# Shopping For 210 Rs



## gpndave (May 21, 2010)

Hello all, I am shopping for a 210RS since we have owned pop-ups in the past and we need to keep the size manageable for the 2000 Grand Cherokee (V8) TV. The whole process started because I am retiring from the USAF after 24 years and want to take the summer off with my sons and go across country camping. The more we looked at our tents and gear, the more we realized that we would need to tow a utility trailer at a minimum and if you are going to do that...well...why not have a camper. We looke at a 2003 and 2006 yesterday, buy when we saw all the cool stuff on the 2010 model, we are looking for th newer version. I contacted Holman and they say $17450 for a 2011 model and my local dealer (Maryland, Leo's, has a 2010 model) says he can only go down to $20K Plus $1K in shipping. I have a call in to Holman to get a written quote with details.

Newbie questions: What should I ask to be thrown in if I get it locally?
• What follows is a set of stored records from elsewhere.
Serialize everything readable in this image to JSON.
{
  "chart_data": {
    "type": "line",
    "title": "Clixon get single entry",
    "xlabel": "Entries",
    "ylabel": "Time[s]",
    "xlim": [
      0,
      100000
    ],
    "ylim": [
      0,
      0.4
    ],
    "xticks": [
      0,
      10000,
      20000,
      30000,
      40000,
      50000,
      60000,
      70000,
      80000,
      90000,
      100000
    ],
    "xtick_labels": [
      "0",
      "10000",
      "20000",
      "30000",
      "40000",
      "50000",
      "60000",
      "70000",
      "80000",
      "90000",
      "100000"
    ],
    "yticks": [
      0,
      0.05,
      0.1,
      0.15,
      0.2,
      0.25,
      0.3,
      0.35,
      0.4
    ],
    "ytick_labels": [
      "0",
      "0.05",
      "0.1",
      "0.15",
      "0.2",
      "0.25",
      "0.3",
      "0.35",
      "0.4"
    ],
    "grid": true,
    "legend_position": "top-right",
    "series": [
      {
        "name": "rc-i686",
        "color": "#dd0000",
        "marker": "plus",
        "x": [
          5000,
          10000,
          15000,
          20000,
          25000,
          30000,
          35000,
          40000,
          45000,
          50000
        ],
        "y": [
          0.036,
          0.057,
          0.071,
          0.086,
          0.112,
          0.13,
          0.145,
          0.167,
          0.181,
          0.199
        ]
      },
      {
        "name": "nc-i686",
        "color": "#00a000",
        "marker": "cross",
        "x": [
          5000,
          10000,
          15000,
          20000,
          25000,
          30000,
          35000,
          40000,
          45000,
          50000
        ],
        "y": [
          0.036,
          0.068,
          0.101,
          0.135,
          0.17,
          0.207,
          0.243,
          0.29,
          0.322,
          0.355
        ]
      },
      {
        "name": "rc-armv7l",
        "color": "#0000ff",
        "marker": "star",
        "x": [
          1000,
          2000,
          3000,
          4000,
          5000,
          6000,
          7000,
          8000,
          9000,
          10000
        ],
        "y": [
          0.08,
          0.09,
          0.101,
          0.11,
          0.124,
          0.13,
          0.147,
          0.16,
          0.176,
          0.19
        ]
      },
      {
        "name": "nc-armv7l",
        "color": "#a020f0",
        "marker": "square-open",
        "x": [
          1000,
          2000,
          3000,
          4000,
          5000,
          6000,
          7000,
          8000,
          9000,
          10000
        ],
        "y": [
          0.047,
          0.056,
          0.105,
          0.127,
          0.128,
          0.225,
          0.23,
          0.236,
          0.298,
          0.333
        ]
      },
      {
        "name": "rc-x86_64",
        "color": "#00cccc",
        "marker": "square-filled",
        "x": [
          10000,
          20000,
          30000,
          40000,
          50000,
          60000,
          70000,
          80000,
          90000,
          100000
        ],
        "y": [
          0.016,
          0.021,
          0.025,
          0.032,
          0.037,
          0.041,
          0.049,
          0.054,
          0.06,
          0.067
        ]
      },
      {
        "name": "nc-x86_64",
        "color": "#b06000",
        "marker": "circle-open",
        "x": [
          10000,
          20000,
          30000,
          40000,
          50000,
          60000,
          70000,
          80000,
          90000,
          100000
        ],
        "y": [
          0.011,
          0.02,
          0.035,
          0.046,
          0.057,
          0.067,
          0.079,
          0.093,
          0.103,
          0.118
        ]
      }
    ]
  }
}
How much do extended warranties go for?
Thanks


----------



## W5CI (Apr 21, 2009)

Contact Marci at Lakeshore-rv.com. that is where i got the one i had, best price by far, also have another 268rl on order. good luck.


----------



## rdvholtwood (Sep 18, 2008)

gpndave said:


> Hello all, I am shopping for a 210RS since we have owned pop-ups in the past and we need to keep the size manageable for the 2000 Grand Cherokee (V8) TV. The whole process started because I am retiring from the USAF after 24 years and want to take the summer off with my sons and go across country camping. The more we looked at our tents and gear, the more we realized that we would need to tow a utility trailer at a minimum and if you are going to do that...well...why not have a camper. We looke at a 2003 and 2006 yesterday, buy when we saw all the cool stuff on the 2010 model, we are looking for th newer version. I contacted Holman and they say $17450 for a 2011 model and my local dealer (Maryland, Leo's, has a 2010 model) says he can only go down to $20K Plus $1K in shipping. I have a call in to Holman to get a written quote with details.
> 
> Newbie questions: What should I ask to be thrown in if I get it locally? How much do extended warranties go for?
> Thanks


Welcome to the Outbackers!

Wish you lots of luck on your retirement from the USAF - and your ventures cross country!
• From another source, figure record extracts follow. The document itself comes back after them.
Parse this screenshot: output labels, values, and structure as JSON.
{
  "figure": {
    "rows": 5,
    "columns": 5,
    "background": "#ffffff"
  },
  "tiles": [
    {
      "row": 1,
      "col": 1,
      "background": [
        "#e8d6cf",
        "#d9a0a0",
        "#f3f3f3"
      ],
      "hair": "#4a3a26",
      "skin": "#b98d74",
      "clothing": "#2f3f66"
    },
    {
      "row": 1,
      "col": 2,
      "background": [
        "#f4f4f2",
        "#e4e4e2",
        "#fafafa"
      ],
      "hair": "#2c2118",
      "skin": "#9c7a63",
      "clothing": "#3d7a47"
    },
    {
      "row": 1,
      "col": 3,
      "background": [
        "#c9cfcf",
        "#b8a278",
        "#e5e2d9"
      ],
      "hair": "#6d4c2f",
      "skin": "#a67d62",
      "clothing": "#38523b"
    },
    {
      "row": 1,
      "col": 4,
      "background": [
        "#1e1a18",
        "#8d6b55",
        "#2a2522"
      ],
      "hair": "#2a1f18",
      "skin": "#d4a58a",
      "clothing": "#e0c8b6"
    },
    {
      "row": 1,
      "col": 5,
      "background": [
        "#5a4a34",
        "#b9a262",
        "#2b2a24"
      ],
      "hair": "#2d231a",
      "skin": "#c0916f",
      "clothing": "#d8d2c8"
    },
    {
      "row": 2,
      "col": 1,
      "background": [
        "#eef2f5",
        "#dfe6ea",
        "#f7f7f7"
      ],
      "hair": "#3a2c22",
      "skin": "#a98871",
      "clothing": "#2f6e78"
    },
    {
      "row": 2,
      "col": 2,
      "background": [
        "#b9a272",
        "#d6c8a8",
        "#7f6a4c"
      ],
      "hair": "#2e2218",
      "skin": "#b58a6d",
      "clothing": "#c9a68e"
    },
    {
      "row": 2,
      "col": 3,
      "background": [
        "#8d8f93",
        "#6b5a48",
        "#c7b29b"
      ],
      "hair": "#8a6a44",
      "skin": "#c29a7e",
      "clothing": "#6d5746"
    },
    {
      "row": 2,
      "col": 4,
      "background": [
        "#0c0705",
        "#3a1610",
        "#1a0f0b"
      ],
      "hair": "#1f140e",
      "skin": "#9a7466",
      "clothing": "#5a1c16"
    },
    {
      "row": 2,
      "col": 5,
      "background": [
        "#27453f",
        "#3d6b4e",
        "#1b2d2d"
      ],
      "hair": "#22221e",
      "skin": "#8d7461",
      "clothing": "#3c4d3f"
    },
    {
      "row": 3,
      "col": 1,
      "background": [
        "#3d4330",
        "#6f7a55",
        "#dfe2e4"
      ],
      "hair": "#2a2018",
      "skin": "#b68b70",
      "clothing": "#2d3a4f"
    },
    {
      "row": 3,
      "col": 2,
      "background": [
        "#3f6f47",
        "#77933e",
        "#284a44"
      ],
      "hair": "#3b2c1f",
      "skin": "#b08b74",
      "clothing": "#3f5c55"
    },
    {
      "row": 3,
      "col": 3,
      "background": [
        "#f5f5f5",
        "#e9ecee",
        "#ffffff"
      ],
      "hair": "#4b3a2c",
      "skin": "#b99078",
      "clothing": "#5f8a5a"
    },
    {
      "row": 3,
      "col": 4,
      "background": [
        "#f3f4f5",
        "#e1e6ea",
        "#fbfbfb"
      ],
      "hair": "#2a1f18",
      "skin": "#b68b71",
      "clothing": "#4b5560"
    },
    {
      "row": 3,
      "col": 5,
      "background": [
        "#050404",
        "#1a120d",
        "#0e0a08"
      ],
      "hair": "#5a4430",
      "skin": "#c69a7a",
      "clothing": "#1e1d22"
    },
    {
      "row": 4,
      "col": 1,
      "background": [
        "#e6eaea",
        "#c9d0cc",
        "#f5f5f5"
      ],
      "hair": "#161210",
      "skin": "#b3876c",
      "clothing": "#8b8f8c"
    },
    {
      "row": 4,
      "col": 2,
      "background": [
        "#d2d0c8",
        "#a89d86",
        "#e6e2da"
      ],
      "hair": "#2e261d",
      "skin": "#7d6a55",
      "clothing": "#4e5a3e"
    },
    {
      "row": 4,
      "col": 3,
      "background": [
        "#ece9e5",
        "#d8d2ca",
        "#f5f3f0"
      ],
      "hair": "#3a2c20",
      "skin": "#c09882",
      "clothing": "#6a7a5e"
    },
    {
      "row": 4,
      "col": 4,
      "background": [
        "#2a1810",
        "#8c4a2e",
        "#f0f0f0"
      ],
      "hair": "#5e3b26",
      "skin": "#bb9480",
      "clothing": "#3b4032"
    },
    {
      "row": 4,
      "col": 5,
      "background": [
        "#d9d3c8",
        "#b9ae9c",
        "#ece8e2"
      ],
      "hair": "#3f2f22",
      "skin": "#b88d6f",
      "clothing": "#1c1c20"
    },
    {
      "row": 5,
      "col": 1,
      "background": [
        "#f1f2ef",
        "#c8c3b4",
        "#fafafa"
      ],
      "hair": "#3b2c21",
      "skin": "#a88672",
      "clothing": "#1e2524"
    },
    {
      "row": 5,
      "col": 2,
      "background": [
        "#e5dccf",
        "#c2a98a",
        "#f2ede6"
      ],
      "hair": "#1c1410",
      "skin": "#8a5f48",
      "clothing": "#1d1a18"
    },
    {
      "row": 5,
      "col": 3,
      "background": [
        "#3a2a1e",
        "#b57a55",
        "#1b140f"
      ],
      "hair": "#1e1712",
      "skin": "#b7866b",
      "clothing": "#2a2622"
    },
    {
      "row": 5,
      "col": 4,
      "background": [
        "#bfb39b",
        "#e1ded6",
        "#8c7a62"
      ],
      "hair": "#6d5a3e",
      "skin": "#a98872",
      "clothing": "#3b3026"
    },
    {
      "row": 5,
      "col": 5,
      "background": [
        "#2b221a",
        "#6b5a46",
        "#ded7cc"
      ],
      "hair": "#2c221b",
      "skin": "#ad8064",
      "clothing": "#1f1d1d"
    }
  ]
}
We purchased our 250RS at a show. Despite that fact that the RV dealer was out of state, we chose the lower price and, in addition to the great price, they gave us a honda generator.


----------



## mswalt (Sep 14, 2004)

Welcome to the forum!

Good luck on your upcoming purchase.

And thank you for your service to our great country.

Mark


----------



## JimandDeb (Apr 13, 2010)

We just got our 2011 210RS from Lakeshore. Marci was great and the price was the lowest we could find (comparable to the quote you got at Holmans). The best thing about it was no haggling price and wondering if you are getting a good deal! We are in California and the delivery went very smoothly, right to our driveway. These Outbacks really come completely loaded, so there is not much a dealer can add. We love our 210RS!


----------



## ftwildernessguy (Oct 12, 2009)

My wife and I just returned from our first trip in our new 210rs - a long weekend at a state park. The trailer was great - very comfortable, and just the right size for the two of us and our dog. And it was easy to back into the site - larger trailers were having a really hard time doing this.


----------



## Jim B (Mar 26, 2010)

Good luck on your purchase.

My wife and I just did our break-in trip with our new 201RS. We think it is the perfect size for the 2 of us and large enough to have some company for a night or two as well.

Everyone that sees the unit is in awe... from all of the bells and whistles to the build and quality components...

we are very happy with ours... good luck


----------



## twincam (Jan 11, 2010)

agreed, definetly contact Marci at lakeshore rv, 231 788 2040, she will beat any deal, she did for us!!


----------